James Dunwoody Bulloch
1823-1901

In 1861 Waterloo was at the centre of a spy ring created by an American secret agent called James Dunwoody Bulloch. Bulloch was a captain in the army of the Confederate States of America and had been sent to England with a mission to raise money for the cause, and commission ships to break the blockade of Confederate held ports.

He arrived with $1 million to commission 6 vessels including the famed CSS Alabama and chose Liverpool as the centre of operations due to the strong cotton links with the southern states and because Lairds shipbuilders was on the doorstep.

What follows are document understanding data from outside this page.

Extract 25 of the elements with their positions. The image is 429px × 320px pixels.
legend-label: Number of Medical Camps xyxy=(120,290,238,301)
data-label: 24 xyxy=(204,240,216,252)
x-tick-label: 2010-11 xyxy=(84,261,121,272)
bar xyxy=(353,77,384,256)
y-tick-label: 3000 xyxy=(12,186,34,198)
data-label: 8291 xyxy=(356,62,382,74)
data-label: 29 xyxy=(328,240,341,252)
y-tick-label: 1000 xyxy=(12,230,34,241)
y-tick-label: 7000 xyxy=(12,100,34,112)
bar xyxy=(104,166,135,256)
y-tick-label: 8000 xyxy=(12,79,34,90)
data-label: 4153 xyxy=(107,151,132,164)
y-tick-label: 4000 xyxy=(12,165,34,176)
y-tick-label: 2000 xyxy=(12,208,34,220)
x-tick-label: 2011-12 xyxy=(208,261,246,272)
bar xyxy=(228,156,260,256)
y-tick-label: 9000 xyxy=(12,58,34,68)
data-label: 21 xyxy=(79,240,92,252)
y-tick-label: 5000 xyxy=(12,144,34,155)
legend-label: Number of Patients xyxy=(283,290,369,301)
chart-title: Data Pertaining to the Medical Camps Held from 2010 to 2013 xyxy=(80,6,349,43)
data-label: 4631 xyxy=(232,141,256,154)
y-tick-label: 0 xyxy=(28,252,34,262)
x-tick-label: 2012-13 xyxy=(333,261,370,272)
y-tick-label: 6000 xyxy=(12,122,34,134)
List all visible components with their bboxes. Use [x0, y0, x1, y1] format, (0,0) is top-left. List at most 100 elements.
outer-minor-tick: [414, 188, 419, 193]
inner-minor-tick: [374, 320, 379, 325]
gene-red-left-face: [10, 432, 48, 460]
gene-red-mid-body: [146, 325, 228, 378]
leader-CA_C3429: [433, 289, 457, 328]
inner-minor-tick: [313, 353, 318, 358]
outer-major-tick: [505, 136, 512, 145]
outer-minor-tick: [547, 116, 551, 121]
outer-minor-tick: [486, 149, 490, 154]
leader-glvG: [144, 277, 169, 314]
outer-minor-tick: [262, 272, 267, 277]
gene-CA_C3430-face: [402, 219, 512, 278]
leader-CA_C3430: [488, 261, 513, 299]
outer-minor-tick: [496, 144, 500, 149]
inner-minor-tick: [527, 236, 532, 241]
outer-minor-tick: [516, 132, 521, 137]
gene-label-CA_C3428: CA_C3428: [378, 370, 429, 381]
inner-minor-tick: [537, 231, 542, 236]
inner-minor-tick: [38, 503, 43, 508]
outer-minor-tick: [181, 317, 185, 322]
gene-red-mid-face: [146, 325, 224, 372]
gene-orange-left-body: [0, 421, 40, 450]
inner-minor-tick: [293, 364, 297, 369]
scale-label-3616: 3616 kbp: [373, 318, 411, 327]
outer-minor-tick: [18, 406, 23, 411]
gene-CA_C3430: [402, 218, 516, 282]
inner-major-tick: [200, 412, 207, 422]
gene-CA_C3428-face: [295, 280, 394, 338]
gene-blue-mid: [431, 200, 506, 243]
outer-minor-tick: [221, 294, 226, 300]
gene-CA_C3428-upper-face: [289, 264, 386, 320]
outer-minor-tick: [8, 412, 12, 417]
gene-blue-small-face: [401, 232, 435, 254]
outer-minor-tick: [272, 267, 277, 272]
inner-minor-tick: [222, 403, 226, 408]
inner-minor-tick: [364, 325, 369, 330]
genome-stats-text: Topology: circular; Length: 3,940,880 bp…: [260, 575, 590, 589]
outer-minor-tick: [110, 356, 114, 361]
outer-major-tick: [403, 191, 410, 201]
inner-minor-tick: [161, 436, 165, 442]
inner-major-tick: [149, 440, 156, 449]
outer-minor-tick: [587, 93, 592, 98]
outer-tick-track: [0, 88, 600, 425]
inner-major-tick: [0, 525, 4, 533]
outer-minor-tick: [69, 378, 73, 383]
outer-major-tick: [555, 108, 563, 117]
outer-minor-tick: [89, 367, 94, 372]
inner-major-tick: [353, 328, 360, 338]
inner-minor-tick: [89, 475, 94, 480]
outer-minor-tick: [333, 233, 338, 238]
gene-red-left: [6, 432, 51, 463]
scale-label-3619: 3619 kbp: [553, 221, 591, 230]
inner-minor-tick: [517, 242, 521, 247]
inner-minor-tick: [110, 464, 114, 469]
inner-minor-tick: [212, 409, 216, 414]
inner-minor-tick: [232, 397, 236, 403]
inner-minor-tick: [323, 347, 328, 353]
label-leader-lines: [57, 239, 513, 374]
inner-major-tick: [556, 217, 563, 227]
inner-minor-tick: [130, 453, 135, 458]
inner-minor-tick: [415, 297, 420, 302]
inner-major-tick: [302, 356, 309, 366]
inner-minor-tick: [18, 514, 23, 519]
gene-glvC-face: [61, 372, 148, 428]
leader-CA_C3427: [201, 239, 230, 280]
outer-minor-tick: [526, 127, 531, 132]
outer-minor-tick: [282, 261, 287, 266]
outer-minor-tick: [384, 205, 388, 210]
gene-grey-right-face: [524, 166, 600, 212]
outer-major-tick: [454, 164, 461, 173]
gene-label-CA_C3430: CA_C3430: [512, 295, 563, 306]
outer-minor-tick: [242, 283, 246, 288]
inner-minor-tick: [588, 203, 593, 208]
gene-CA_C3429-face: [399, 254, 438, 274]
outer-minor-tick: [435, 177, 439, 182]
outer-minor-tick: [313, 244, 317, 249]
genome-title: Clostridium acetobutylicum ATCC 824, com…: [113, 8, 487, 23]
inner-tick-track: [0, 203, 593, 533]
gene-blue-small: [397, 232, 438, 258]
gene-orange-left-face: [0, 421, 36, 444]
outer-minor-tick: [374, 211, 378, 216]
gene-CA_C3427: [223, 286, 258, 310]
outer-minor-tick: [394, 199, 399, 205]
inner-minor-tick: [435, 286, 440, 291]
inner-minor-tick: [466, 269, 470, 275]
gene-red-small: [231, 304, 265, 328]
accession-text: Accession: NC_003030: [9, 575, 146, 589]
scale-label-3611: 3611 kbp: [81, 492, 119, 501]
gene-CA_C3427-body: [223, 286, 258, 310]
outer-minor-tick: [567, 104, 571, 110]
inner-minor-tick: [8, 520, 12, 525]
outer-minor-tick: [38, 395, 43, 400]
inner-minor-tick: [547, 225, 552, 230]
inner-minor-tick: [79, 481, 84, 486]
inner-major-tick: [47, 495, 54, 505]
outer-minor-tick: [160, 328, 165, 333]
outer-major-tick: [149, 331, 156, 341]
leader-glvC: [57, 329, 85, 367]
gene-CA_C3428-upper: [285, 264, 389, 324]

James Bulloch was born in Georgia in 1823 and had been a captain in the US navy before joining a private shipping company. When the state of Georgia seceded in 1861 with the other southern states to form the Confederacy, Bulloch could not turn his back on his home state. He offered his services to the Confederacy.

However, the Union navy set up a blockade of southern ports, stopping all shipping, so there was a need to get ships from elsewhere to break the blockade and take the fight to the enemy. Bulloch was appointed to commission ships in secret and he came to Liverpool, ostensibly as a private individual, to do it.

Captain Bulloch brought his family over to provide cover for his operations, but it was a risky business. Bulloch was forced to move regularly to avoid capture by Union agents and in Waterloo alone, he lived in houses on Marine Terrace, Cambridge Road and Wellington Terrace.

His greatest achievement was to commission and successfully launch the CSS Alabama, a surface raider and blockade runner. In its short life, this ship boarded 447 ships, taking 2000 Union prisoners.

However, it was cornered and sunk in a naval battle off the coast of Cherbourg in 1864.

When the Confederate cause was lost in 1865, Bulloch was branded a traitor, with a warrant for his arrest for treason. Forced to live in exile from his beloved home in Georgia, Captain Bulloch spent the rest of his days working as a cotton merchant, living in Waterloo and Liverpool where he died in 1901.

He was never pardoned by the US Government. Patriot or traitor – you decide.